Using the following XML you can define a control as a public field on the class to be able to access it from other classes:

<CheckBox x:Name="myCheckBox" x:FieldModifier="public" />

Now you can access the field directly in code:

if (win.myCheckBox.IsChecked.Value)
{
    // ...
}

I agree with H.B., though, that using the MVVM pattern is a better way to do it. Other parts of your code shouldn't be aware of your UI or directly access it.

EDIT:

With the MVVM approach you should first define your view model class:

public class ViewModel
{
    public bool IsChecked { get; set; }
}

Then you set an instance of this class as DataContext:

• either in code, e.g. window constructor:

public MyWindow()
{
    InitializeComponent();
    DataContext = new ViewModel();
}

• or in XAML, e.g. App.xaml:

<Application x:Class="WpfApplication2.App"
             xmlns="http://schemas.microsoft.com/winfx/2006/xaml/presentation"
             xmlns:x="http://schemas.microsoft.com/winfx/2006/xaml"
             xmlns:vm="clr-namespace:WpfApplication2"
             StartupUri="MainWindow.xaml">
    <Application.Resources>
        <vm:ViewModel x:Key="ViewModel" />
    </Application.Resources>
</Application>

Now you can bind your CheckBox to a property in ViewModel:

<CheckBox IsChecked="{Binding IsChecked, Mode=TwoWay}" />

All that's left is to pass the ViewModel instance to your OnRender function. It is stored in the DataContext property of your window.

EDIT 2:

BTW: You really should have asked that before you accepted the answer.

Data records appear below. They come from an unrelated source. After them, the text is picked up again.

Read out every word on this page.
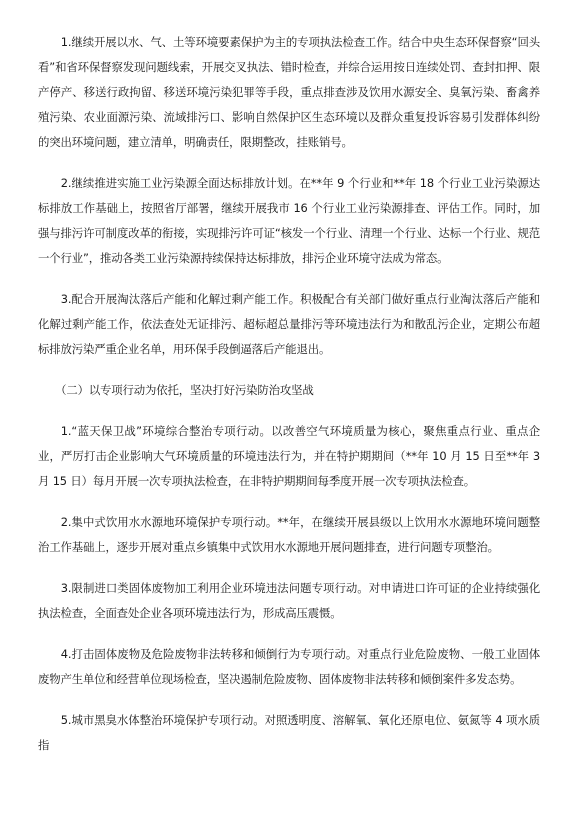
1.继续开展以水、气、土等环境要素保护为主的专项执法检查工作。结合中央生态环保督察“回头看”和省环保督察发现问题线索，开展交叉执法、错时检查，并综合运用按日连续处罚、查封扣押、限产停产、移送行政拘留、移送环境污染犯罪等手段，重点排查涉及饮用水源安全、臭氧污染、畜禽养殖污染、农业面源污染、流域排污口、影响自然保护区生态环境以及群众重复投诉容易引发群体纠纷的突出环境问题，建立清单，明确责任，限期整改，挂账销号。

2.继续推进实施工业污染源全面达标排放计划。在**年 9 个行业和**年 18 个行业工业污染源达标排放工作基础上，按照省厅部署，继续开展我市 16 个行业工业污染源排查、评估工作。同时，加强与排污许可制度改革的衔接，实现排污许可证“核发一个行业、清理一个行业、达标一个行业、规范一个行业”，推动各类工业污染源持续保持达标排放，排污企业环境守法成为常态。

3.配合开展淘汰落后产能和化解过剩产能工作。积极配合有关部门做好重点行业淘汰落后产能和化解过剩产能工作，依法查处无证排污、超标超总量排污等环境违法行为和散乱污企业，定期公布超标排放污染严重企业名单，用环保手段倒逼落后产能退出。

（二）以专项行动为依托，坚决打好污染防治攻坚战

1.“蓝天保卫战”环境综合整治专项行动。以改善空气环境质量为核心，聚焦重点行业、重点企业，严厉打击企业影响大气环境质量的环境违法行为，并在特护期期间（**年 10 月 15 日至**年 3 月 15 日）每月开展一次专项执法检查，在非特护期期间每季度开展一次专项执法检查。

2.集中式饮用水水源地环境保护专项行动。**年，在继续开展县级以上饮用水水源地环境问题整治工作基础上，逐步开展对重点乡镇集中式饮用水水源地开展问题排查，进行问题专项整治。

3.限制进口类固体废物加工利用企业环境违法问题专项行动。对申请进口许可证的企业持续强化执法检查，全面查处企业各项环境违法行为，形成高压震慑。

4.打击固体废物及危险废物非法转移和倾倒行为专项行动。对重点行业危险废物、一般工业固体废物产生单位和经营单位现场检查，坚决遏制危险废物、固体废物非法转移和倾倒案件多发态势。

5.城市黑臭水体整治环境保护专项行动。对照透明度、溶解氧、氧化还原电位、氨氮等 4 项水质指
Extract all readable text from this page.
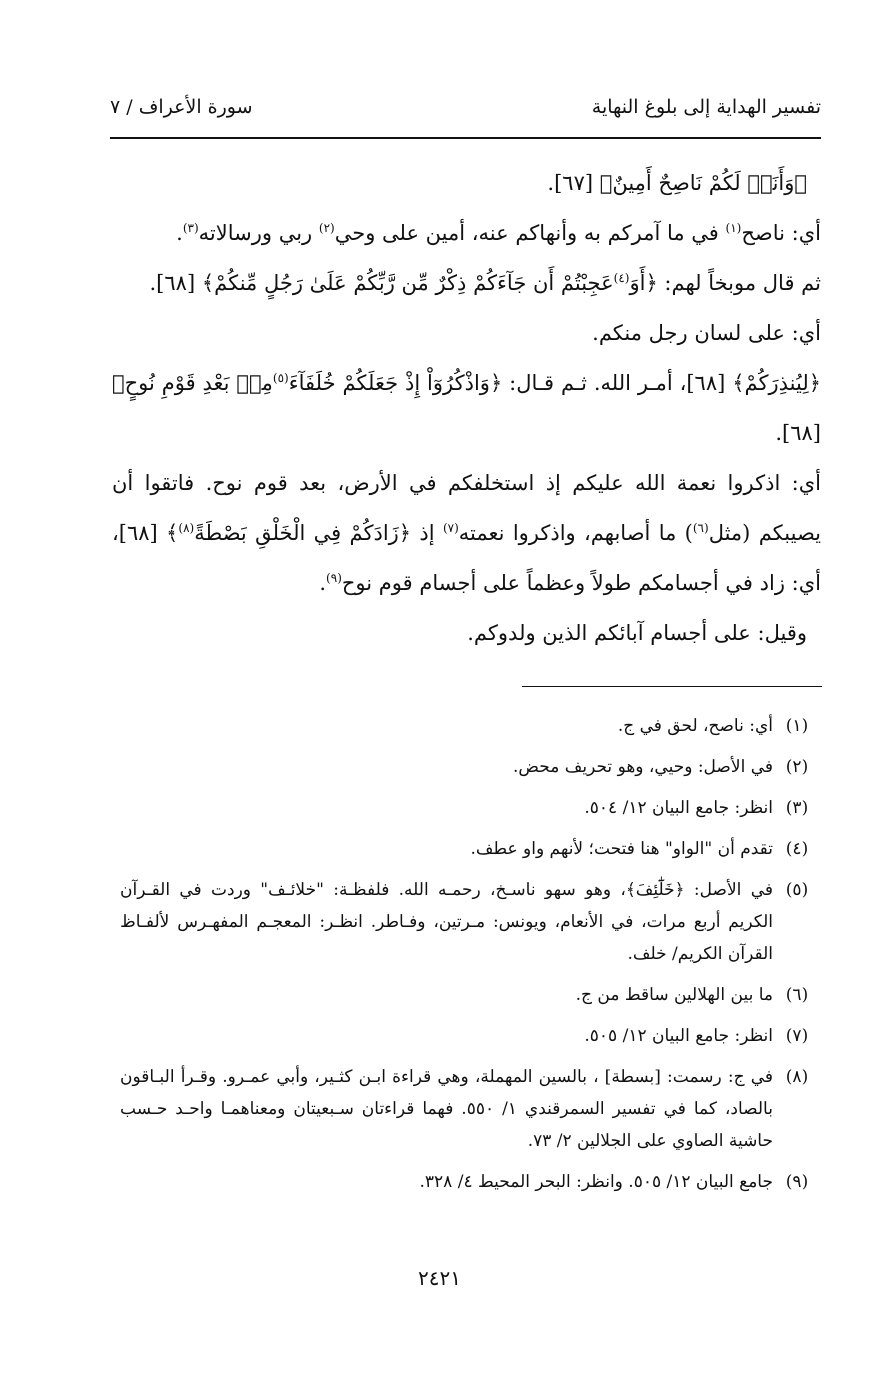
تفسير الهداية إلى بلوغ النهاية
سورة الأعراف / ٧

﴿وَأَنَا۠ لَكُمْ نَاصِحٌ أَمِينٌ﴾ [٦٧].

أي: ناصح$^{(١)}$ في ما آمركم به وأنهاكم عنه، أمين على وحي$^{(٢)}$ ربي ورسالاته$^{(٣)}$.

ثم قال موبخاً لهم: ﴿أَوَ$^{(٤)}$عَجِبْتُمْ أَن جَآءَكُمْ ذِكْرٌ مِّن رَّبِّكُمْ عَلَىٰ رَجُلٍ مِّنكُمْ﴾ [٦٨].

أي: على لسان رجل منكم.

﴿لِيُنذِرَكُمْ﴾ [٦٨]، أمـر الله. ثـم قـال: ﴿وَاذْكُرُوٓاْ إِذْ جَعَلَكُمْ خُلَفَآءَ$^{(٥)}$مِنۢ بَعْدِ قَوْمِ نُوحٍ﴾ [٦٨].

أي: اذكروا نعمة الله عليكم إذ استخلفكم في الأرض، بعد قوم نوح. فاتقوا أن يصيبكم (مثل$^{(٦)}$) ما أصابهم، واذكروا نعمته$^{(٧)}$ إذ ﴿زَادَكُمْ فِي الْخَلْقِ بَصْطَةً$^{(٨)}$﴾ [٦٨]، أي: زاد في أجسامكم طولاً وعظماً على أجسام قوم نوح$^{(٩)}$.

وقيل: على أجسام آبائكم الذين ولدوكم.

(١)
أي: ناصح، لحق في ج.
(٢)
في الأصل: وحيي، وهو تحريف محض.
(٣)
انظر: جامع البيان ١٢/ ٥٠٤.
(٤)
تقدم أن "الواو" هنا فتحت؛ لأنهم واو عطف.
(٥)
في الأصل: ﴿خَلَٰٓئِفَ﴾، وهو سهو ناسـخ، رحمـه الله. فلفظـة: "خلائـف" وردت في القـرآن الكريم أربع مرات، في الأنعام، ويونس: مـرتين، وفـاطر. انظـر: المعجـم المفهـرس لألفـاظ القرآن الكريم/ خلف.
(٦)
ما بين الهلالين ساقط من ج.
(٧)
انظر: جامع البيان ١٢/ ٥٠٥.
(٨)
في ج: رسمت: [بسطة] ، بالسين المهملة، وهي قراءة ابـن كثـير، وأبي عمـرو. وقـرأ البـاقون بالصاد، كما في تفسير السمرقندي ١/ ٥٥٠. فهما قراءتان سـبعيتان ومعناهمـا واحـد حـسب حاشية الصاوي على الجلالين ٢/ ٧٣.
(٩)
جامع البيان ١٢/ ٥٠٥. وانظر: البحر المحيط ٤/ ٣٢٨.
٢٤٢١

I'm not sure what you are trying to attempt with the is_clicked property. To set this flag when the button is clicked, you need a Command:

public class CalibrateCommand : ICommand
{
    private ViewModel viewModel;

    public CalibrateCommand(ViewModel viewModel)
    {
        this.viewModel = viewModel;
    }

    public void Execute(object parameter)
    {
        viewModel.IsClicked = true;
    }

    public bool CanExecute()
    {
        return true;
    }
}

You add an instance of this command to your view model:

public class ViewModel
{
    public bool IsChecked { get; set; }
    public bool IsClicked { get; set; }
    public ICommand CalibrateCommand { get; set; }

    public ViewModel()
    {
        CalibrateCommand = new CalibrateCommand(this);
    }
}

You bind it to the button like this:

<Button Content="Calibrate" Height="24" x:Name="Calibrate" x:FieldModifier="public" Width="90" Click="Calibrate_Click" HorizontalContentAlignment="Center" VerticalContentAlignment="Center" HorizontalAlignment="Left" DockPanel.Dock="Left" Panel.ZIndex="0" Padding="0" VerticalAlignment="Center" Command="{Binding CalibrateCommand}" />

You don't need to handle any events of the CheckBox and the Button, everything is handled by the binding.

If you added a dependency property to KinectSkeleton you should bind it to the view model:

<kt:KinectSkeleton ViewModelH="{Binding}" />

Answer 2

Don't make the checkbox visible to the outside, just pass the current state of the checkbox to the function or class. Also consider binding the checkbox value to a class in the DataContext, directly accessing controls can be avoided most of the time in WPF, see also the MVVM pattern.